Aside from the fact that no one else should have been in my cubicle—because if they had been, why hadn’t they helped me—there was something else about the leg that stunned me. It wasn’t wearing jeans or shorts or a skirt and it wasn’t bare, as if the person it belonged to had been tanning. Instead, it was wrapped, from the bottom of the foot to the top of the knee, which was all I caught a glimpse of, in thick white bandages.
Like a mummy.
Those tanning rays must have done something to my brain.
A minute later, the curtain was pulled aside and Bay stood there, looking down at me in disbelief. His face, I noticed, was nicely bronzed. But then, he’d probably been able to leave his capsule at exactly the right moment. Unlike me.
“What are you doing on the floor?” he asked. “What happened to your capsule?” Then, “Hey, Tory, you’re red as a beet! What’s going on?”
Good question.
I wasn’t crying or sobbing or hysterical when he helped me out of the booth. I cried out once when he touched my beet-red shoulder, but that was all. If I’d been thinking about what had almost happened to me, I probably would have been screaming.

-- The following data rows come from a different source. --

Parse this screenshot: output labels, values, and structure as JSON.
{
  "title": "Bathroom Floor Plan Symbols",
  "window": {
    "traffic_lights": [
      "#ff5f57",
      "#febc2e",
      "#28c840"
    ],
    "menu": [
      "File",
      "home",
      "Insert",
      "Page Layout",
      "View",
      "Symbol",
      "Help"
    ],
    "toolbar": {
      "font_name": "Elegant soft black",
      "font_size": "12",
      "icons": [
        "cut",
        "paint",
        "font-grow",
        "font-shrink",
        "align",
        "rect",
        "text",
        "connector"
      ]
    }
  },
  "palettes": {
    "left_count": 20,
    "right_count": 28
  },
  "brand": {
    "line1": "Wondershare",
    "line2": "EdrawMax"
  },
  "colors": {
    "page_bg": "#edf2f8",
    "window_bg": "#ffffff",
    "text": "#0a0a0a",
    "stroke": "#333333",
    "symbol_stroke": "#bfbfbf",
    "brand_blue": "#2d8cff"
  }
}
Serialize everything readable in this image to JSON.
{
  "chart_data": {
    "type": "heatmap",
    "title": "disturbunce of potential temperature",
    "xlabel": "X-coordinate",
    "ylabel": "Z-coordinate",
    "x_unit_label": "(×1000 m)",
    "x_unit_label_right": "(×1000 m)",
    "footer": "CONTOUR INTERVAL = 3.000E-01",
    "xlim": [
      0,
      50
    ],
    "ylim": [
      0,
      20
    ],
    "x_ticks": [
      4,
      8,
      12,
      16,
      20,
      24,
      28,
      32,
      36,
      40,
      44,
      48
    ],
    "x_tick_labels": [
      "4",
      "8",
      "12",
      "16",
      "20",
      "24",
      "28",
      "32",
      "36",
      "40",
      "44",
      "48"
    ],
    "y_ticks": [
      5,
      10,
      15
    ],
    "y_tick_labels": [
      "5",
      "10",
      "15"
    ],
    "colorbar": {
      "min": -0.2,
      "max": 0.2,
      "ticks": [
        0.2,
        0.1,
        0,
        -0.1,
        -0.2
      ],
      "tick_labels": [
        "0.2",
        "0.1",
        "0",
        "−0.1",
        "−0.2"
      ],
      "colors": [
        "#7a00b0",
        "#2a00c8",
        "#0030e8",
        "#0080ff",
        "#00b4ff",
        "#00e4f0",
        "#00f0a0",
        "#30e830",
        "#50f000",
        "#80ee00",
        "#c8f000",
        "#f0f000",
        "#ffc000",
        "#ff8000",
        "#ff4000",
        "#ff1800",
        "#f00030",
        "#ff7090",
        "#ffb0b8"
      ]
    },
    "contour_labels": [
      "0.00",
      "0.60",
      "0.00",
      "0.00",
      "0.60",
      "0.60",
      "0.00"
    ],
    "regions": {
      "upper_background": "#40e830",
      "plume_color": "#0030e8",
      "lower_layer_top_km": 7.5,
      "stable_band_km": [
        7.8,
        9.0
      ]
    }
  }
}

But it wouldn’t be until much, much later that I would start shaking as the impact of what had happened sank in.
For now, the question still was, Why had I been inside that capsule for so long? What had gone wrong?
We mulled that over on the way back to campus. The attendant had insisted repeatedly, in a slightly snide tone of voice, that there was no way the alarm wouldn’t have gone off had I actually been locked inside the capsule. She seemed to be saying that I’d only pretended to be locked in.
As if anyone would do something so stupid.
To get attention, she hinted.
Oh, yeah, sure. Wouldn’t we all risk serious burns and horrible pain just to get attention? I may not be the most noticeable person in the world, but I’d have to be seriously insane to choose second-degree burns all over my body as a way of standing out in a crowd.
“You could have ended up in the hospital!” the attendant said, her upper lip curling slightly as she frantically checked and double-checked all the wiring, the levers, the buttons, on my capsule. “Don’t you realize how dangerous overdoing it can be? If you’ve broken this capsule, you’ll have to pay for it.”
She could find nothing wrong with the capsule. She also found no sign of malfunction.
Worse than anything was that I wasn’t even sure my friends believed me.
“I couldn’t get out,” I repeated when we were in the car. “I tried. I pushed and kicked and shoved, but that lid was not about to move. Something was wrong with it.”
“You look like a lobster,” Nat said from the backseat. “I
told
you you would. Why didn’t you listen to me?”
Exactly what I was asking myself. “I also pushed the alarm button,” I insisted. “Nothing happened.”
“The attendant checked it,” Bay said. “Couldn’t find anything wrong with it. You sure you’re okay?”
No, I was definitely not okay. I’d been removed from the hot coals a few minutes too late. My entire body was on fire, and inside, I was shaking. I wondered if I was going to blister.
And then I thought of Hoop.
What I was feeling now, he had to be feeling ten thousand times worse.
“I want to go to the hospital,” I said suddenly.
“You feel that bad?” Eli asked, alarm in his voice. He’d changed his mind and left his capsule after two minutes, and like Nat, had no tan, although his cheekbones had a nice glow to them. Mindy didn’t have any color, either. She admitted that once inside the booth she’d changed her mind, and just lay there, thinking about Hoop.
“No, I don’t feel that bad,” I answered Eli. “But I want to see Hoop.”
“We can’t,” he reminded me. “They won’t let us.”
“We’re his best friends, Eli,” I said through stiff, stinging lips. I turned to Bay. “Please. Just for a few minutes. Maybe he’s much better.”